Any suggestion why?
The c-code in different implementations gives a different value(788f156dbbc97800
or 788f156dbbc87900
see example), manual calculation and implementation on the FPGA gives a "correct" value(788f156dbbc87900
), but the source software does not require the correct one(788f156dbbc97800
).
Interested mechanics Occurrences and, if possible, implementation examples Verilog / VHDL
C = 788f156dbbc97800
FPGA = 788f156dbbc87900
Calc = 788F156DBBC87900
static inline uint64_t rotr64( const uint64_t w, const unsigned c ){
return ( w >> c ) | ( w << ( 64 - c ) );
}
/*Blake's G function*/
#define G(r,i,a,b,c,d) \
do { \
a = a + b; \
d = rotr64(d ^ a, 32); \
c = c + d; \
b = rotr64(b ^ c, 24); \
a = a + b; \
d = rotr64(d ^ a, 16); \
c = c + d; \
b = rotr64(b ^ c, 63); \
} while(0)
/*One Round of the Blake's 2 compression function*/
#define ROUND_LYRA(r) \
G(r,0,v[ 0],v[ 4],v[ 8],v[12]); \
G(r,1,v[ 1],v[ 5],v[ 9],v[13]); \
G(r,2,v[ 2],v[ 6],v[10],v[14]); \
G(r,3,v[ 3],v[ 7],v[11],v[15]); \
G(r,4,v[ 0],v[ 5],v[10],v[15]); \
G(r,5,v[ 1],v[ 6],v[11],v[12]); \
G(r,6,v[ 2],v[ 7],v[ 8],v[13]); \
G(r,7,v[ 3],v[ 4],v[ 9],v[14]);
inline static void reducedBlake2bLyra(uint64_t *v) {
ROUND_LYRA(0);
}
int main()
{
uint64_t *state = malloc(16 * sizeof (uint64_t));
state[0] = 0x886405bc4ef729f4;
state[1] = 0xeef412028f17fe52;
state[2] = 0xc14af5d9d8c1b0d6;
state[3] = 0xb4bf0fb0007f7cd8;
state[4] = 0x7814c3ff1e1e6584;
state[5] = 0x0198a05583c8a31a;
state[6] = 0x495a3b6304587341;
state[7] = 0x6489e4d1e286df36;
state[8] = 0x42c008c5e5f0b5b8;
state[9] = 0x81473c472e5c1272;
state[10] = 0x6ee801e3f691cc77;
state[11] = 0x3c4a0a05167955f4;
state[12] = 0x8310219b03708b66;
state[13] = 0x6bb0801460ab97ea;
state[14] = 0x13272757d8f7e5fe;
state[15] = 0x3524a4286f596d06;
reducedBlake2bLyra(state);
return 0;
}
code example to Play
http://coliru.stacked-crooked.com/a/2838316d049a2c13 - 788f156dbbc97800
http://coliru.stacked-crooked.com/a/92024213ca202525 - 788f156dbbc87900
You have different endianness (byte order) in the objects.
In the code at your second link, you define unsigned long long a = 0xf429f74ebc056488, b = 0x84651e1effc31478;
and add them.
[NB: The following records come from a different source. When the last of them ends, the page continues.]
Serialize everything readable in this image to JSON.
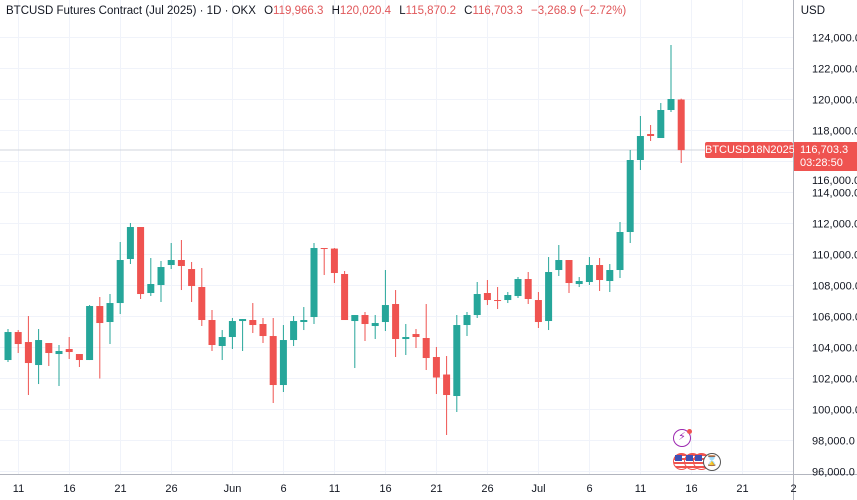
{
  "header": {
    "title": "BTCUSD Futures Contract (Jul 2025) · 1D · OKX",
    "open_label": "O",
    "open": "119,966.3",
    "high_label": "H",
    "high": "120,020.4",
    "low_label": "L",
    "low": "115,870.2",
    "close_label": "C",
    "close": "116,703.3",
    "change": "−3,268.9 (−2.72%)"
  },
  "currency": "USD",
  "symbol_tag": "BTCUSD18N2025",
  "last_price": "116,703.3",
  "countdown": "03:28:50",
  "colors": {
    "up": "#26a69a",
    "down": "#ef5350",
    "grid": "#f0f3fa",
    "axis": "#b2b5be",
    "events": "#9c27b0"
  },
  "icons": [
    "lightning-event-icon",
    "us-flag-icon",
    "us-flag-icon",
    "us-flag-icon",
    "hourglass-icon"
  ],
  "chart_data": {
    "type": "candlestick",
    "title": "BTCUSD Futures Contract (Jul 2025) · 1D · OKX",
    "interval": "1D",
    "start_date": "2025-05-10",
    "end_date": "2025-07-15",
    "ylim": [
      95800,
      125200
    ],
    "yticks": [
      "96,000.0",
      "98,000.0",
      "100,000.0",
      "102,000.0",
      "104,000.0",
      "106,000.0",
      "108,000.0",
      "110,000.0",
      "112,000.0",
      "114,000.0",
      "116,000.0",
      "118,000.0",
      "120,000.0",
      "122,000.0",
      "124,000.0"
    ],
    "ytick_values": [
      96000,
      98000,
      100000,
      102000,
      104000,
      106000,
      108000,
      110000,
      112000,
      114000,
      116000,
      118000,
      120000,
      122000,
      124000
    ],
    "xticks": [
      {
        "label": "11",
        "day": 1
      },
      {
        "label": "16",
        "day": 6
      },
      {
        "label": "21",
        "day": 11
      },
      {
        "label": "26",
        "day": 16
      },
      {
        "label": "Jun",
        "day": 22
      },
      {
        "label": "6",
        "day": 27
      },
      {
        "label": "11",
        "day": 32
      },
      {
        "label": "16",
        "day": 37
      },
      {
        "label": "21",
        "day": 42
      },
      {
        "label": "26",
        "day": 47
      },
      {
        "label": "Jul",
        "day": 52
      },
      {
        "label": "6",
        "day": 57
      },
      {
        "label": "11",
        "day": 62
      },
      {
        "label": "16",
        "day": 67
      },
      {
        "label": "21",
        "day": 72
      },
      {
        "label": "2",
        "day": 77
      }
    ],
    "ohlc": [
      [
        103160,
        105160,
        103031,
        104966
      ],
      [
        104966,
        105095,
        103612,
        104192
      ],
      [
        104321,
        105999,
        100902,
        102966
      ],
      [
        102837,
        105160,
        101611,
        104450
      ],
      [
        104257,
        104257,
        102773,
        103612
      ],
      [
        103547,
        104128,
        101482,
        103741
      ],
      [
        103870,
        104644,
        103225,
        103676
      ],
      [
        103547,
        103547,
        102709,
        103160
      ],
      [
        103160,
        106708,
        103160,
        106644
      ],
      [
        106644,
        107225,
        101967,
        105547
      ],
      [
        105612,
        107418,
        104192,
        106837
      ],
      [
        106837,
        110774,
        106128,
        109612
      ],
      [
        109676,
        111999,
        109354,
        111741
      ],
      [
        111741,
        111741,
        107096,
        107418
      ],
      [
        107483,
        109741,
        107289,
        108063
      ],
      [
        107999,
        109547,
        106902,
        109160
      ],
      [
        109289,
        110709,
        109031,
        109612
      ],
      [
        109612,
        110903,
        107676,
        109225
      ],
      [
        109031,
        109483,
        106902,
        107934
      ],
      [
        107870,
        109096,
        105354,
        105741
      ],
      [
        105741,
        106386,
        103741,
        104128
      ],
      [
        104063,
        105095,
        103160,
        104644
      ],
      [
        104644,
        105870,
        103870,
        105676
      ],
      [
        105676,
        105805,
        103741,
        105805
      ],
      [
        105741,
        106837,
        104902,
        105418
      ],
      [
        105483,
        105870,
        104257,
        104708
      ],
      [
        104708,
        105870,
        100386,
        101547
      ],
      [
        101547,
        105418,
        101096,
        104450
      ],
      [
        104450,
        105999,
        104063,
        105676
      ],
      [
        105612,
        106579,
        105095,
        105741
      ],
      [
        105934,
        110709,
        105483,
        110386
      ],
      [
        110386,
        110386,
        108644,
        110322
      ],
      [
        110350,
        110386,
        108128,
        108773
      ],
      [
        108709,
        108902,
        105741,
        105741
      ],
      [
        105676,
        106063,
        102644,
        106063
      ],
      [
        106063,
        106257,
        104386,
        105483
      ],
      [
        105354,
        106063,
        104515,
        105547
      ],
      [
        105612,
        108967,
        105031,
        106708
      ],
      [
        106773,
        107676,
        103354,
        104515
      ],
      [
        104515,
        105483,
        103483,
        104644
      ],
      [
        104837,
        105160,
        103934,
        104644
      ],
      [
        104580,
        106773,
        102515,
        103289
      ],
      [
        103354,
        103999,
        100967,
        102031
      ],
      [
        102225,
        103418,
        98322,
        100902
      ],
      [
        100838,
        106063,
        99806,
        105418
      ],
      [
        105418,
        106257,
        104708,
        106063
      ],
      [
        106063,
        108193,
        105870,
        107418
      ],
      [
        107483,
        108322,
        106708,
        107031
      ],
      [
        107031,
        107870,
        106450,
        106970
      ],
      [
        107031,
        107547,
        106837,
        107354
      ],
      [
        107289,
        108515,
        107160,
        108386
      ],
      [
        108386,
        108838,
        106773,
        107096
      ],
      [
        107031,
        107547,
        105225,
        105612
      ],
      [
        105676,
        109805,
        105095,
        108838
      ],
      [
        108967,
        110580,
        108580,
        109612
      ],
      [
        109612,
        109612,
        107483,
        108128
      ],
      [
        108063,
        108515,
        107870,
        108257
      ],
      [
        108193,
        109805,
        107999,
        109289
      ],
      [
        109289,
        109741,
        107612,
        108322
      ],
      [
        108257,
        109354,
        107547,
        108967
      ],
      [
        108967,
        112064,
        108451,
        111419
      ],
      [
        111419,
        116709,
        110709,
        116064
      ],
      [
        116064,
        118903,
        115419,
        117612
      ],
      [
        117741,
        118322,
        117290,
        117612
      ],
      [
        117483,
        119741,
        117483,
        119290
      ],
      [
        119290,
        123484,
        119161,
        119999
      ],
      [
        119966.3,
        120020.4,
        115870.2,
        116703.3
      ]
    ],
    "last_price": 116703.3
  }
}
Observe that the low bytes 88
and 78
sum to 100
, thus carrying a bit into the next byte, so that 64
and 14
sum to 78
, which becomes 79
when the carry is added. Note that the low byte appears last in this source code.
In the code at your first link, you display the objects byte-by-byte, showing the low bytes first. What the code writes as f429f74ebc056488
is actually 0x886405bc4ef729f4
in the uint64_t
, and what it writes as 84651e1effc31478
is actually 0x7814c3ff1e1e6584
.
When you reverse the bytes in the numbers at the second link, the results match the code in the first link.